さてこの事件の結果、石田三成は失脚し文治派は弱体化する。一方で武断派の主張は認められ、おとがめなしとなった。これにより家康とそれに近い武断派が豊臣家の主流派となる。
この激動の時にあっても永勝は蚊帳の外にいた。正直なところ家康にも文治派にも武断派にも言いたいことはある。しかしとりあえず政権が落ち着きそうな流れになったのは安どした。
「これでひとまずは収まるか」
これで政権内の抗争はひとまず収まると永勝は思った。実際の所、家康に天下人への野心があっても豊臣を排すようなことはできない。それはあくまで豊臣家臣である武断派を敵にするためリスクが大きすぎる。そうなればあくまで豊臣政権の最大の有力者であり続けるしかない。永勝はそう考えた。
「(あとは毛利殿や上杉殿がどうするか、か)」
気になるのは徳川以外の大大名がどうするかである。しかし彼らだって豊臣を敵にはできない。そういうわけで永勝はひとまず安心した。
しかし。この事態は永勝の予想を覆す展開に移っていく。
慶長五年(一六〇〇)六月。家康は会津の上杉家を討伐するため出陣した。もちろんこれは豊臣家の名で出された命令を拒否したからで、出陣する家康にも豊臣家のためという理由がある。
この上杉討伐に永勝は従軍しなかった。そういうわけで丹波に残っていたのだが、ここでとんでもないことが起きた。
家康が会津に向けて出陣してからしばらく後、失脚していた石田三成が挙兵。さらにこの挙兵に五大老の毛利輝元と宇喜多秀家が呼応し大阪城に入城した。
大阪城を主君豊臣秀頼を確保した三成たちは家康弾劾の書状を作り、豊臣の名で家康を討つことを宣言する。これで家康と三成の立場は逆転した。
豊臣公儀の名目を得た三成たちは家康討伐の軍を編成する。これには永勝も含まれた。
「まったく、何というか…… 好き勝手なことばかり言う」
この事態に永勝は呆れ返った。
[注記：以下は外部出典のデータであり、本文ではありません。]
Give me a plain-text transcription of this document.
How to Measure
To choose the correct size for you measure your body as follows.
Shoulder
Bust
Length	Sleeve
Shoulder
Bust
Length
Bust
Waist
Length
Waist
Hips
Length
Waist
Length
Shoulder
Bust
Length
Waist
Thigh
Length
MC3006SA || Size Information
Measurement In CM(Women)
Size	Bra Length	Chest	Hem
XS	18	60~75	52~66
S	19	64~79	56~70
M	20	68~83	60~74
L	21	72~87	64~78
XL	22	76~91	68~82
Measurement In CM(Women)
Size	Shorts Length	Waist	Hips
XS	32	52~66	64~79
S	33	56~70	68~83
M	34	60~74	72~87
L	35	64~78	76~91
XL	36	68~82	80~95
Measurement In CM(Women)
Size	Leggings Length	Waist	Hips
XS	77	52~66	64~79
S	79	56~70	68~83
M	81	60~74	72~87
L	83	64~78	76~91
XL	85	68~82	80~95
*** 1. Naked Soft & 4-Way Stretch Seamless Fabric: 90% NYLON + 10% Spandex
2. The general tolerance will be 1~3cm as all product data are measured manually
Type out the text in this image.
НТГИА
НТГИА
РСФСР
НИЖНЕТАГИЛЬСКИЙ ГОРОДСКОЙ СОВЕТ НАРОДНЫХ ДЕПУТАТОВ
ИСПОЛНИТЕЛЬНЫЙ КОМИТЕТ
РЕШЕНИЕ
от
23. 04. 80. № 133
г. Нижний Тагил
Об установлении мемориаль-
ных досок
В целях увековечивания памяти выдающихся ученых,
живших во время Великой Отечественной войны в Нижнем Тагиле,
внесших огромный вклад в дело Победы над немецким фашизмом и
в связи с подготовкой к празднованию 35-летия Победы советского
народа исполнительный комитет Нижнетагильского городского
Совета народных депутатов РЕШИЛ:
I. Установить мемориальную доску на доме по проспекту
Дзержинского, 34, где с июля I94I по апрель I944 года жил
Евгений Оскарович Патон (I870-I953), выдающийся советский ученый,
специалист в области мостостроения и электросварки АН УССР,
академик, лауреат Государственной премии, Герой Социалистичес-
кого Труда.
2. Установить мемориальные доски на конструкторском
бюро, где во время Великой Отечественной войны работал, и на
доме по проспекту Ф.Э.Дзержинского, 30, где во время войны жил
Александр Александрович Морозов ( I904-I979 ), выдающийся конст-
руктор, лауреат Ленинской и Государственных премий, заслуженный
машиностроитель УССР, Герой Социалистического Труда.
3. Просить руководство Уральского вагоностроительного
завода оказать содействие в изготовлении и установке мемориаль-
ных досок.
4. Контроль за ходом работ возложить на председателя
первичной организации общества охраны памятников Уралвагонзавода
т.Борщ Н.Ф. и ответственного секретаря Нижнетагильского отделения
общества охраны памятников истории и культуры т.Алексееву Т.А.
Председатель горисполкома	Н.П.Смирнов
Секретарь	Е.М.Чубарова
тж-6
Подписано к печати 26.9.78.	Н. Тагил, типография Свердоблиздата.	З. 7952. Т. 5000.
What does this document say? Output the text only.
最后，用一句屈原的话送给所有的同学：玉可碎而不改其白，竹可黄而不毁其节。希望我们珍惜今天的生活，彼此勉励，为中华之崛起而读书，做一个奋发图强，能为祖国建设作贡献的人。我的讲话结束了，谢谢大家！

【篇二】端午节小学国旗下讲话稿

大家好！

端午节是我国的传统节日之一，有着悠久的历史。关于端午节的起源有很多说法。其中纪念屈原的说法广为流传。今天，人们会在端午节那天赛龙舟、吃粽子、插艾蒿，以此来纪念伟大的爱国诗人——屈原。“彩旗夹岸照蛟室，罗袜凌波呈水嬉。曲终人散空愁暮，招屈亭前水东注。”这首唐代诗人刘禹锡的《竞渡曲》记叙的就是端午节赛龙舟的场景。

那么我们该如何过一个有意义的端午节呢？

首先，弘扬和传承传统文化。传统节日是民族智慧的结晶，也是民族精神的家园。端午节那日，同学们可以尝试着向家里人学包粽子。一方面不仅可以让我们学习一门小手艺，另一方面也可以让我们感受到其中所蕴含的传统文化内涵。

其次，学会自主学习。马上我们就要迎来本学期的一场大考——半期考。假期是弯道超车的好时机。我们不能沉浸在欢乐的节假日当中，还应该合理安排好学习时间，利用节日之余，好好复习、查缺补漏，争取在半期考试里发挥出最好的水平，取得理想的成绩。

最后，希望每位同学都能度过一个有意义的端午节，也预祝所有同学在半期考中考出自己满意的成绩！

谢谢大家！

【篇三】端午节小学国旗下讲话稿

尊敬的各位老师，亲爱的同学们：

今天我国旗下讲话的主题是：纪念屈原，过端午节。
意志を示せない幼君の許で皆好き勝手行動しこの事態である。結局のところ永勝から見れば家康も三成もそこまで大差なく見える。
しかしいくら不満をもっても永勝に出来ることなどない。三成の指示に従い大阪城の高麗橋を守ることとなった。
やる気もなく惰性で仕事をしている永勝。しかも丹波から出てきたばかりで情報もほとんど持っていなかった。しかしそこでとんでもないことを知る。
「忠興殿の奥方が亡くなったと!? 」
「どうやらそのようです」
ともに高麗橋を守る同僚からそんな話を聞いた永勝は、ただ驚くことしかできなかった。
「どうも輝元さまや三成殿は城下に住む諸大名の妻子を人質にしようとしたようです」
「そのようなことを考えていたのか」
「ですが加藤殿や黒田殿の妻子には逃げられ、細川殿の奥方は屋敷に火を放ち自害したようです」
「そうか。そのようなことがあったのか」
そう言った永勝の顔は浮かない。
「(忠興殿の奥方への御執心はまともではなかった。怒り狂って我らに襲い掛かるかもしれんな)」
永勝は朝鮮での忠興の姿を思い出していた。行く手を阻む者の打ち倒し道を赤く染めていく姿を。それを思うと気が重い。
「これからどうなるのだ」
「それはわかりません。まあ我々はせいぜい下知に従う程度の事しかできませんよ」
「そうか」
そんなことをあっけらかんと言う同僚。さして今後のことも気にしていないという雰囲気である。そんな同僚の姿を見てため息をつく永勝であった。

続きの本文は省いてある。